ULTIMATE SURRENDER é a resposta pornô feminina ao UFC


Já tentei assistir ao Ultimate Fighting Championship várias vezes mas não consegui. Além de ter muita luta de solo, que pra mim cai numa rotina morosa de chaves de perna e de braço, não consigo ver um monte de caras se pegando. Teoricamente deveria gostar, afinal adoro HQs de super-heróis; mas simplesmente não rola. Até assistiria lutas femininas mas nunca peguei nenhuma.

Eis que me deparo com o ULTIMATE SURRENDER [não abra no trabalho ou com sua mãe do lado], mais uma série de vídeos do Kink.com, portal especializado em pornografia com fetiches de dominação. No Youtube tem uns teasers que você pode ver no trabalho.
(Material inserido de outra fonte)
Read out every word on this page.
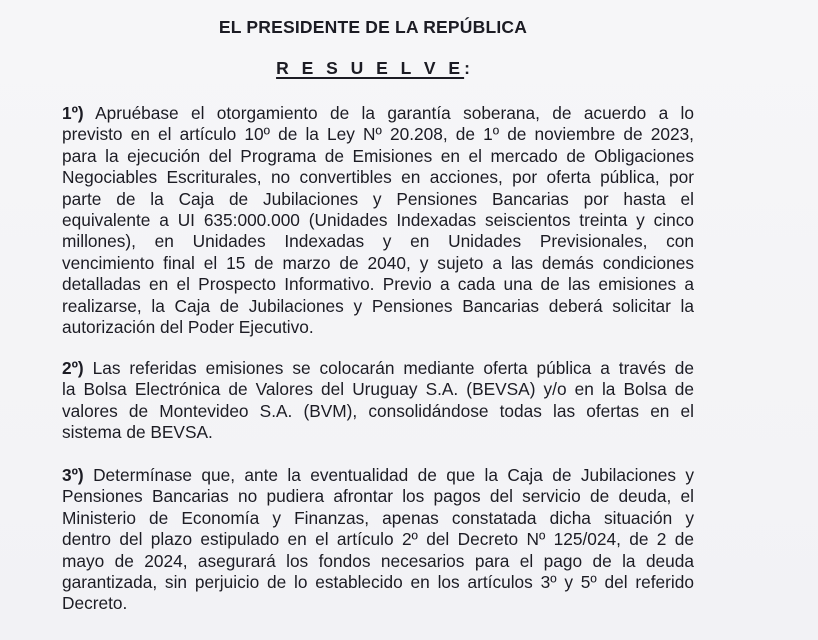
EL PRESIDENTE DE LA REPÚBLICA
R E S U E L V E:
1º) Apruébase el otorgamiento de la garantía soberana, de acuerdo a lo
previsto en el artículo 10º de la Ley Nº 20.208, de 1º de noviembre de 2023,
para la ejecución del Programa de Emisiones en el mercado de Obligaciones
Negociables Escriturales, no convertibles en acciones, por oferta pública, por
parte de la Caja de Jubilaciones y Pensiones Bancarias por hasta el
equivalente a UI 635:000.000 (Unidades Indexadas seiscientos treinta y cinco
millones), en Unidades Indexadas y en Unidades Previsionales, con
vencimiento final el 15 de marzo de 2040, y sujeto a las demás condiciones
detalladas en el Prospecto Informativo. Previo a cada una de las emisiones a
realizarse, la Caja de Jubilaciones y Pensiones Bancarias deberá solicitar la
autorización del Poder Ejecutivo.
2º) Las referidas emisiones se colocarán mediante oferta pública a través de
la Bolsa Electrónica de Valores del Uruguay S.A. (BEVSA) y/o en la Bolsa de
valores de Montevideo S.A. (BVM), consolidándose todas las ofertas en el
sistema de BEVSA.
3º) Determínase que, ante la eventualidad de que la Caja de Jubilaciones y
Pensiones Bancarias no pudiera afrontar los pagos del servicio de deuda, el
Ministerio de Economía y Finanzas, apenas constatada dicha situación y
dentro del plazo estipulado en el artículo 2º del Decreto Nº 125/024, de 2 de
mayo de 2024, asegurará los fondos necesarios para el pago de la deuda
garantizada, sin perjuicio de lo establecido en los artículos 3º y 5º del referido
Decreto.
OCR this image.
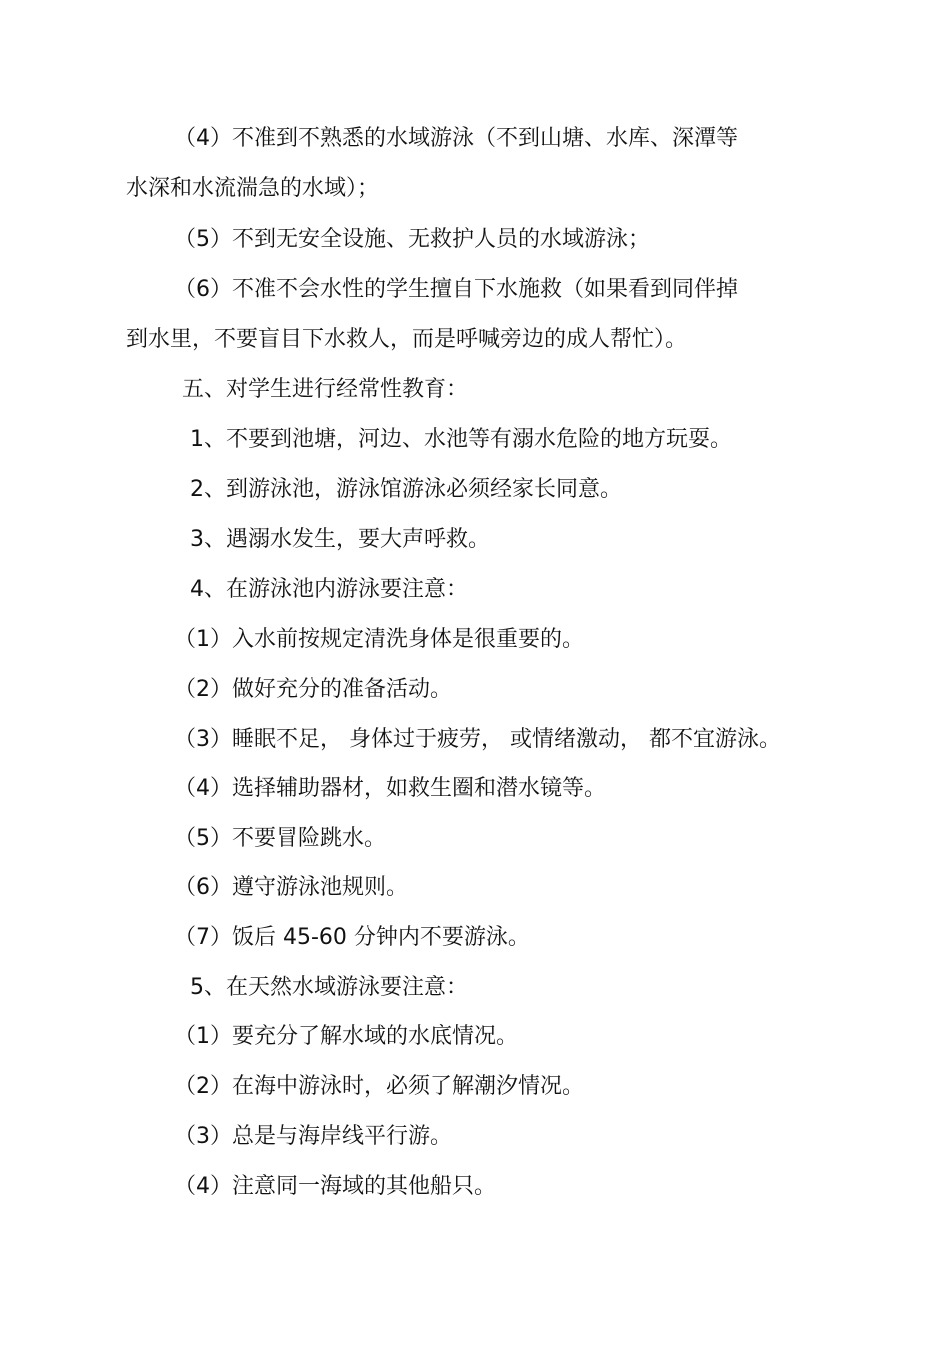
（4）不准到不熟悉的水域游泳（不到山塘、水库、深潭等
水深和水流湍急的水域）；
（5）不到无安全设施、无救护人员的水域游泳；
（6）不准不会水性的学生擅自下水施救（如果看到同伴掉
到水里，不要盲目下水救人，而是呼喊旁边的成人帮忙）。
五、对学生进行经常性教育：
1、不要到池塘，河边、水池等有溺水危险的地方玩耍。
2、到游泳池，游泳馆游泳必须经家长同意。
3、遇溺水发生，要大声呼救。
4、在游泳池内游泳要注意：
（1）入水前按规定清洗身体是很重要的。
（2）做好充分的准备活动。
（3）睡眠不足， 身体过于疲劳， 或情绪激动， 都不宜游泳。
（4）选择辅助器材，如救生圈和潜水镜等。
（5）不要冒险跳水。
（6）遵守游泳池规则。
（7）饭后 45-60 分钟内不要游泳。
5、在天然水域游泳要注意：
（1）要充分了解水域的水底情况。
（2）在海中游泳时，必须了解潮汐情况。
（3）总是与海岸线平行游。
（4）注意同一海域的其他船只。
No ringue – com ou sem platéia – duas garotas lutam, mas sem porrada; a idéia é ver quem imobiliza a outra mais vezes. A vencedora no fim tem direito a usar um strap-on na perdedora.

Em ocasiões especiais há lutas de tags teams com platéia, das quais as mais duronas e experientes participam. Uma delas é Dragon Lilly [abaixo], modelo de fetiche regular do Kink, que não só faz nós apertados em suas vítimas como se coloca em nós mais difíceis de serem desatados ainda.

Obviamente o motivo é todo sexual, mas é só a exteriorização do que nos outros tipo de luta “vale tudo” é apenas sugerido. Quadrinhos de super-heróis e videogames de luta podem não passar de “pornô com história” com todo fetiche por roupas colantes, S&M e pegação. ULTIMATE SURRENDER é como UFC: entende que é a luta é uma dominação sexual; e não tem história, vai direto ao ponto pois sabe que seu público gosta. Não, não vou fazer nenhum trocadilho com ponto G.